4-4-2にすることで前の人数が増えて攻撃時のチャンスの可能性は増えたがなかなか活かせない。これまでしばらくやっていなかった形なので、コンビネーションがどうしてもうまく決まらない。
底力を見せる磐田
しかし、セカンドボールが拾えるようになり、うまく繋がらなくても粘り強く前線に送って人数をかけたのが功を奏した。
86分にセカンドを拾った上原がペイショットに縦パス。ペイショットがなんとか潰れながらキープすると上がってきた上原が混戦の中からシュートを沈める。
1点差となり攻勢が続く磐田。何度も前線にボールを送り、ジャメやペイショットが粘り、拾った上原やゴメスが拾って2次攻撃、3次攻撃を繰り出す。
91分、押し込み続けた磐田に同点ゴール。右サイドからクルークスがクロスを上げるとファーサイドからグラッサが折り返したところを鈴木海音が押し込んだ。
勝ち越せるかと思ったのも束の間、93分に4点目を献上する磐田。攻撃に人数を増やした分、後ろのスペースができたところをパスワークで崩されて坂本に決められる。
これが残留圏にいるチームの脆さか。
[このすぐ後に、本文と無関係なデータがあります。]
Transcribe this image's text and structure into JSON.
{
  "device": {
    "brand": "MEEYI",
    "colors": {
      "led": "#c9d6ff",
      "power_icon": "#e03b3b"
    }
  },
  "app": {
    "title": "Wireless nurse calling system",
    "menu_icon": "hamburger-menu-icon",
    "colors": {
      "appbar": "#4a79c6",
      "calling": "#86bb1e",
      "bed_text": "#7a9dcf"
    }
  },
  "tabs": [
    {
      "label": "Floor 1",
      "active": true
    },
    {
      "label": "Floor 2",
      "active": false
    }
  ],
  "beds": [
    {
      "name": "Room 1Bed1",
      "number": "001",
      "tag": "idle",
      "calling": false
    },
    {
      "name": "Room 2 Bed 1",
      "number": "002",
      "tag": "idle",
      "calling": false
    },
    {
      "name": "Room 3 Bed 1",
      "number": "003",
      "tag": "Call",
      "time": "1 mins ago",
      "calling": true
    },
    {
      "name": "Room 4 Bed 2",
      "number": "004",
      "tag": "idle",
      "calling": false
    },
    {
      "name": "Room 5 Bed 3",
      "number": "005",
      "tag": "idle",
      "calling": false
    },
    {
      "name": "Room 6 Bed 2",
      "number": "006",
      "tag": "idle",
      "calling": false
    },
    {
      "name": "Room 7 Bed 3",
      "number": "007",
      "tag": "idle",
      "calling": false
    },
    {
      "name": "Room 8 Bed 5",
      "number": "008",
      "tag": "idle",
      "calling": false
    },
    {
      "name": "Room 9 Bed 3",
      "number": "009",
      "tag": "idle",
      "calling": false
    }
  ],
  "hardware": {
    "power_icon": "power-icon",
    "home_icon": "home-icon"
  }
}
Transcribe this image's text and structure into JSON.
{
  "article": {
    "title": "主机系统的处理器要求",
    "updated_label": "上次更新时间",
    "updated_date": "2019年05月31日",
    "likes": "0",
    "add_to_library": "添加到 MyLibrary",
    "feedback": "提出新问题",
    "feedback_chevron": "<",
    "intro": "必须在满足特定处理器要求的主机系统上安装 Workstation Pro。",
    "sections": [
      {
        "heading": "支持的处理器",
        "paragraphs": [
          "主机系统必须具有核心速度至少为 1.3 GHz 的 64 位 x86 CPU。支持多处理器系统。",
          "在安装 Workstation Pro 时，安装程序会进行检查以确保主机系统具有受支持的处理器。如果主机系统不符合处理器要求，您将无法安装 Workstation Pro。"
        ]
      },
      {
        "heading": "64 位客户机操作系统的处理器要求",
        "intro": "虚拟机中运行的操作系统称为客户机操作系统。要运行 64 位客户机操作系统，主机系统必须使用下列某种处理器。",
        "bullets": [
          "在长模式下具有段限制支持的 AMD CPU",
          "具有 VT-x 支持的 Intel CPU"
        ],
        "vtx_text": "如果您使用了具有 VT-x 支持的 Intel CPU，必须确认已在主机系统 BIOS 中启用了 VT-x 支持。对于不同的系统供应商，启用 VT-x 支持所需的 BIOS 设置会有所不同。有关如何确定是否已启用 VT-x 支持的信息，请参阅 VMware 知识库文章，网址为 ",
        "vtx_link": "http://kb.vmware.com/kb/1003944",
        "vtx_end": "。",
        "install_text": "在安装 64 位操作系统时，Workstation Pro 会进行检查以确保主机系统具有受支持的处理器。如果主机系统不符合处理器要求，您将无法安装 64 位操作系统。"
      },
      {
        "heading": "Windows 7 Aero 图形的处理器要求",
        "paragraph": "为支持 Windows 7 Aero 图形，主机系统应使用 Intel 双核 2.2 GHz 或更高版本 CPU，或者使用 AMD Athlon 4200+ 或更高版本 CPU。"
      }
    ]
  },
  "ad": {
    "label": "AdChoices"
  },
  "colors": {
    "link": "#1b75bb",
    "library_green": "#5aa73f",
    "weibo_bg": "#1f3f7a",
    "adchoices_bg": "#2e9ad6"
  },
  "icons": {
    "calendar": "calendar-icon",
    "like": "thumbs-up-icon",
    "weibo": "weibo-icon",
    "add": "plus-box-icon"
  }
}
いい流れを活かしきれない。
幸いにもこの試合はVARや負傷などがありロスタイムが長くまだ7分近くある。もう一度同点にできるか。
最後はCKに川島も上がっていって総攻撃をかけたが一歩及ばず。
このまま3-4で試合終了。
残留に向けて希望と不安が入り混じる
残留に向けては厳しい厳しい敗戦。しかし、横内監督としては本当に難しいチーム状況であることがまた見えた。
渡邊りょうの素晴らしい先制点でリードしたにも関わらず、ここ数試合ある程度機能していた守備が踏ん張れずに3失点。
そこからスクランブルで組んだ4-4-2で2点返した。G大阪としても2点のリードをうまく使ってクローズさせるつもりだったはずだが、それを打ち破る力を見せた。
そう、力がないチームではない。しかし、それが結果に繋がりにくく。せっかく同点に追いついても勝ち越し点を許してしまう。
残り3試合、希望と不安の両方を見せた試合だった。